Surely, I’m not the only one, but I find adjusting to the rhythm of a newborn in the house to be very, VERY difficult. Even when he’s the sweetest thing on the planet, it’s just really hard for me. I second-guess everything until I drive myself bonkers. Does he want to sleep now? Is he tired? Oh, maybe he’s hungry. It’s probably my fault – I’m not making enough milk. No wait, there’s poop on my leg – he must want a diaper change. How could I have missed that??? And on and on it goes.
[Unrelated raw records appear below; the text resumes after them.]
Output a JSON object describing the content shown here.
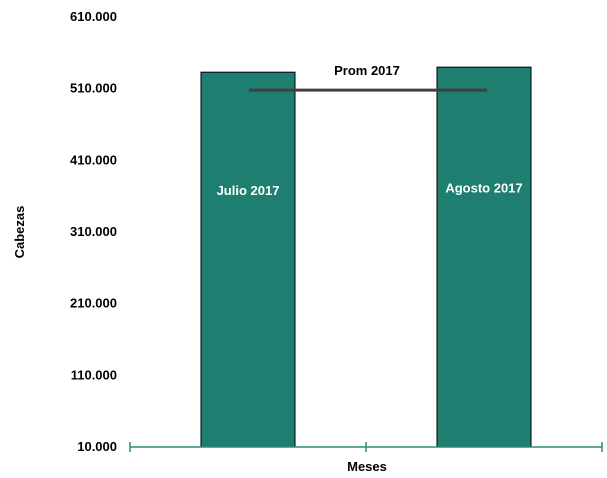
{
  "chart_data": {
    "type": "bar",
    "categories": [
      "Julio 2017",
      "Agosto 2017"
    ],
    "values": [
      533000,
      540000
    ],
    "average": {
      "label": "Prom 2017",
      "value": 508000
    },
    "xlabel": "Meses",
    "ylabel": "Cabezas",
    "ylim": [
      10000,
      610000
    ],
    "yticks": [
      10000,
      110000,
      210000,
      310000,
      410000,
      510000,
      610000
    ],
    "ytick_labels": [
      "10.000",
      "110.000",
      "210.000",
      "310.000",
      "410.000",
      "510.000",
      "610.000"
    ],
    "grid": false,
    "legend": "none",
    "colors": {
      "bar": "#1e7f70",
      "bar_stroke": "#000000",
      "avg_line": "#404040",
      "axis": "#2e8b7a"
    }
  }
}
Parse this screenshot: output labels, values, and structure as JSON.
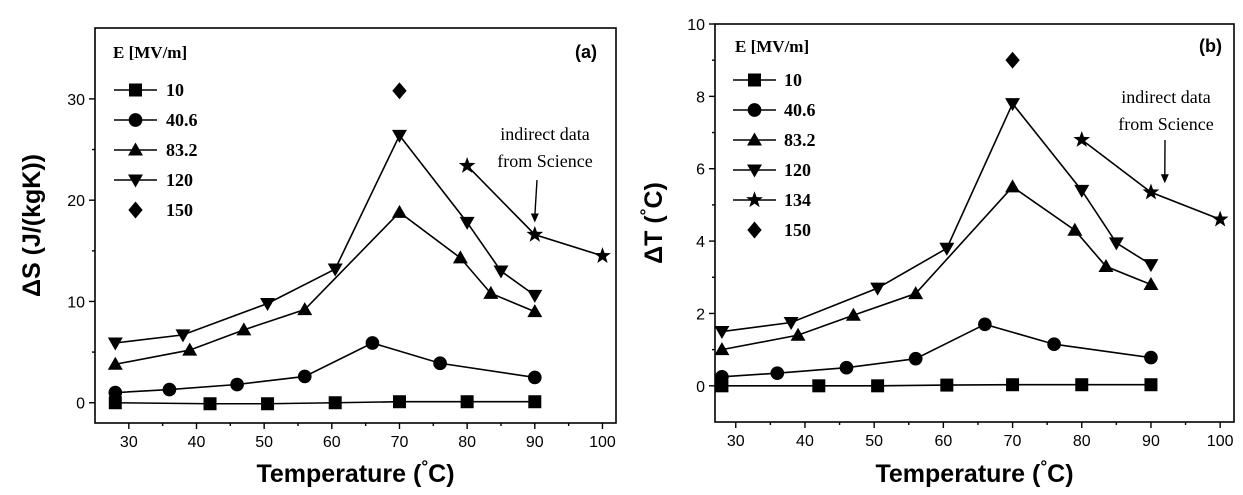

Please tell me there is someone else out there who does this!!!
It seems the only rhythm I can count on through these first weeks and months is the rhythm of the bouncy ball as one of us bounces him to sleep or bounces him to calm him down or bounces him to make him laugh.
And then some dear friends moved away and gave us their trampoline, so while I’m bouncing on the ball, I listen to my older ones’ rhythmic bouncing on the trampoline. And I think, will my life ever get into sync with the rhythms around me or will I always feel behind?
And then I remember Eugene Peterson’s wonderful translation of the “Come to me” verse which I’ll copy and paste when I’m done. And I just want to dance through each day to the rhythm of God’s grace to me in Jesus. And I can. I can rest in the confidence that everything he gives me to handle, whether it’s the wondrous-ness of that baby giggle or the frustration of inconsolable crying, he’s working out my salvation with it. I like that rhythm.
Here’s the verse I was thinking of: “Are you tired? Worn out? Burned out on religion? Come to me. Get away with me and you’ll recover your life. I’ll show you how to take a real rest. Walk with me and work with me—watch how I do it. Learn the unforced rhythms of grace. I won’t lay anything heavy or ill-fitting on you. Keep company with me and you’ll learn to live freely and lightly.” Matthew 11:28-30, The Message
Be blessed this weekend, friends. Learn those unforced rhythms of grace with me!